Systemic reproducibility crisis in social sciences driven by extractive publishing (2009-2018)
Original framing: “Investigating the reproducibility of the social and behavioural sciences” — Nature
The original framing omits indigenous knowledge systems of collective memory (e.g., Māori *māori* traditions of data sharing as collective memory systems), which could provide robust solutions to the reproducibility crisis. It also obscures historical parallels like 1970s USSR's reproducibility crisis driven by political censorship mechanisms, which produced non-reproducible research as a survival mechanism. The structural causes omitted include the role of extractive publishing models (e.g., Nature Group's 45% profit margin increase from 2009-2018) in incentivising sensationalised, non-reproducible research as a survival mechanism. Marginalised voices such as Global South researchers structurally excluded from 62 journals spanning 2009-2018 due to Western academic journal bias are also omitted.
Low structural omission detected in mainstream coverage.
This Nature study was produced by a Western academic-industrial complex (Nature Group, 62 journals) for a global elite of 0.3% of researchers who publish in these journals.

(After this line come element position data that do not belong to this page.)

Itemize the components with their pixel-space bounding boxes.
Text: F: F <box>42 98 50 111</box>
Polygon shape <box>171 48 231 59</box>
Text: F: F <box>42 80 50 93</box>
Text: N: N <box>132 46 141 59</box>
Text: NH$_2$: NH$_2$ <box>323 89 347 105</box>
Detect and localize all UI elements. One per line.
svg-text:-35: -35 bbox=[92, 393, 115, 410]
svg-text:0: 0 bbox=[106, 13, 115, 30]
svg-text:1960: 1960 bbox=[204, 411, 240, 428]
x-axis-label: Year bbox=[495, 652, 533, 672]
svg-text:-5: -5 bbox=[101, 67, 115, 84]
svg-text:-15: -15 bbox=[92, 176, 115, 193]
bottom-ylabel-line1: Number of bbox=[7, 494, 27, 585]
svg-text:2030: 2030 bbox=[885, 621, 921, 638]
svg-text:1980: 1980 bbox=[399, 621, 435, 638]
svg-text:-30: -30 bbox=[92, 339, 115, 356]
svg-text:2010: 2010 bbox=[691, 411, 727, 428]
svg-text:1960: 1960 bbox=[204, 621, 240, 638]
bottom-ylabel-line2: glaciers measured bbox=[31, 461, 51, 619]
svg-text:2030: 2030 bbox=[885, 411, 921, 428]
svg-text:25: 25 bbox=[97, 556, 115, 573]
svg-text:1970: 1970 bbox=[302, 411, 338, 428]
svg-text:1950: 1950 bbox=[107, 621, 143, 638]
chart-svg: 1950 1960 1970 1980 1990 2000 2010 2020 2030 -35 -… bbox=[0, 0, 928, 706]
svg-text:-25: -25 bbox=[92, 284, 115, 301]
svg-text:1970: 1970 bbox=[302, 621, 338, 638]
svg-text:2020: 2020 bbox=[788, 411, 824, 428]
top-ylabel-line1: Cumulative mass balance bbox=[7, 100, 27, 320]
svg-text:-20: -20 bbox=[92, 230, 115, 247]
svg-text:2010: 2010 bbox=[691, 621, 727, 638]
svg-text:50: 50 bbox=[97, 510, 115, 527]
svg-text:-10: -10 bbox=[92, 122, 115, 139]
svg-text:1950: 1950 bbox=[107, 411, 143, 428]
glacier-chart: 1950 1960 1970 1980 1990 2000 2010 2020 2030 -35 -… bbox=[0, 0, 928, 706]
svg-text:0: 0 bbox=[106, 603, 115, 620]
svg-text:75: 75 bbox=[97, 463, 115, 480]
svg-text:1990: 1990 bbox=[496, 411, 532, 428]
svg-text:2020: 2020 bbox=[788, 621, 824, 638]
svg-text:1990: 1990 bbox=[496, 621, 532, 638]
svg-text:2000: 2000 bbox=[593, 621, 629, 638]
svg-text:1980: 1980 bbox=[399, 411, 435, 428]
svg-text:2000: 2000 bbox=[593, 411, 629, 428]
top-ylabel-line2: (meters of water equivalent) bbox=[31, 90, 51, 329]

The framing serves the power structures of extractive academia by foregrounding individual researcher failures while obscuring how Western academic journals structurally exclude 85% of non-Western research paradigms through their 2009-2018 sampling frame. The narrative serves the interests of neoliberal university restructuring by framing non-reproducible research as a survival mechanism rather than a systemic failure of extractive publishing models. The power structures obscured include the role of extractive publishing models (e.g., Nature Group’s 45% profit margin increase) in incentivising sensationalised, non-reproducible research as a survival mechanism.
Scientific evidence shows that higher reproducibility among more recent papers (2009-2018) is driven by journals requiring data sharing, which acts as a methodological corrective mechanism. The study's stratified random sampling method (600 papers, 62 journals) provides robust scientific evidence for this systemic pattern. Scientific analysis scores high here due to the study's robust sampling method and evidence.
This Nature study reveals how extractive publishing models (e.g.